All of this talk is useless, the "WAR CRIMINALS and COWARDS" are not paying any attention. So while they are looking elsewhere lets arrest them and stand them for trial. If they resist, shoot them as per our "CONSTITUTION" all this is at least within the law!
The false confessions did not constitute the basis for war of aggression on Iraq.
The Congressional authorisation granted in Oct. 2002 was the official legal basis and was, mainly anyway, about Saddam Hussein possessing WMD; plus the claim that he could or would strike the USA or west within 45 minutes with WMD. And the latter was a lie that was exposed by former weapons inspector David Kelly. There was also the false claim that Saddam Hussein was or had been trying to obtain uranium from (I think) Nigeria, but this was exposed to be a lie by ... Joseph Wilson of the U.S. I think that is the right name, anyway.
NOTE that NONE of those claims were based on anything related to torture!
There was the false story about Saddam Hussein and Al Qa'ida working together, a claim that was used to make the WMD scaremongering stronger in the minds of Americans. BUT the Congressional authorisation nevertheless became nullified with the successful UN weapons inspections, which the U.S., on several occasions or more, deliberately tried to corrupt or curb by acting in criminal ways that'd certainly cause Saddam Hussein to resist against the inspections.
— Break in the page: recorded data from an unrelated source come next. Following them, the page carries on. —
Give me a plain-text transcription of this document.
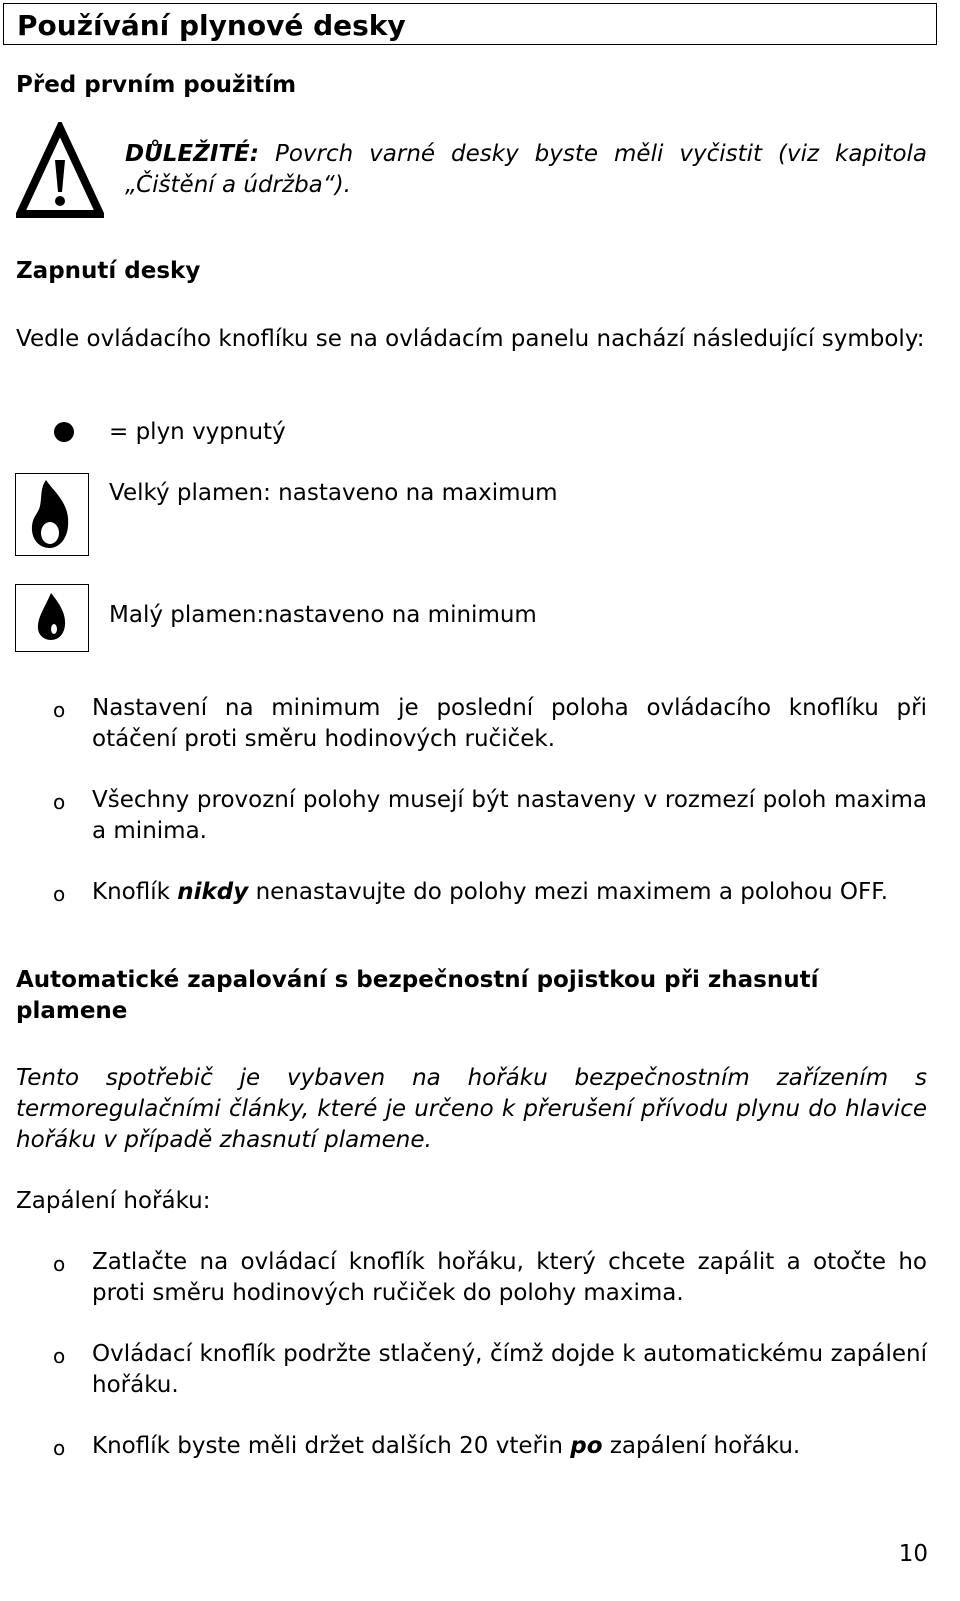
Používání plynové desky
Před prvním použitím
DŮLEŽITÉ: Povrch varné desky byste měli vyčistit (viz kapitola „Čištění a údržba“).
Zapnutí desky
Vedle ovládacího knoflíku se na ovládacím panelu nachází následující symboly:
= plyn vypnutý
Velký plamen: nastaveno na maximum
Malý plamen:nastaveno na minimum
o Nastavení na minimum je poslední poloha ovládacího knoflíku při otáčení proti směru hodinových ručiček.
o Všechny provozní polohy musejí být nastaveny v rozmezí poloh maxima a minima.
o Knoflík nikdy nenastavujte do polohy mezi maximem a polohou OFF.
Automatické zapalování s bezpečnostní pojistkou při zhasnutí plamene
Tento spotřebič je vybaven na hořáku bezpečnostním zařízením s termoregulačními články, které je určeno k přerušení přívodu plynu do hlavice hořáku v případě zhasnutí plamene.
Zapálení hořáku:
o Zatlačte na ovládací knoflík hořáku, který chcete zapálit a otočte ho proti směru hodinových ručiček do polohy maxima.
o Ovládací knoflík podržte stlačený, čímž dojde k automatickému zapálení hořáku.
o Knoflík byste měli držet dalších 20 vteřin po zapálení hořáku.
10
That meddling, alone, was obvious criminality on the part of the Bush admin. It was undeniably and publicly obvious that they criminally worked to make Saddam Hussein resist!
Threatening to launch the war within days when the weapons inspections required by the U.S. were proving the Bush-Cheney admin. extremely wrong clearly was an act of criminal obstruction, interference, ... and agression. So the war was therefore and obviously all the more unjustifiable and definitely of aggression; inarguably so!
The claim they said was provided by Ahmad Chalabi on the WMD "myth" was now proven to be extremely or wholly false by or with the wholly successful (for Iraq) weapons inspections; and Chalabi was not tortured for this and the Bush admin. [knew] it was a lie.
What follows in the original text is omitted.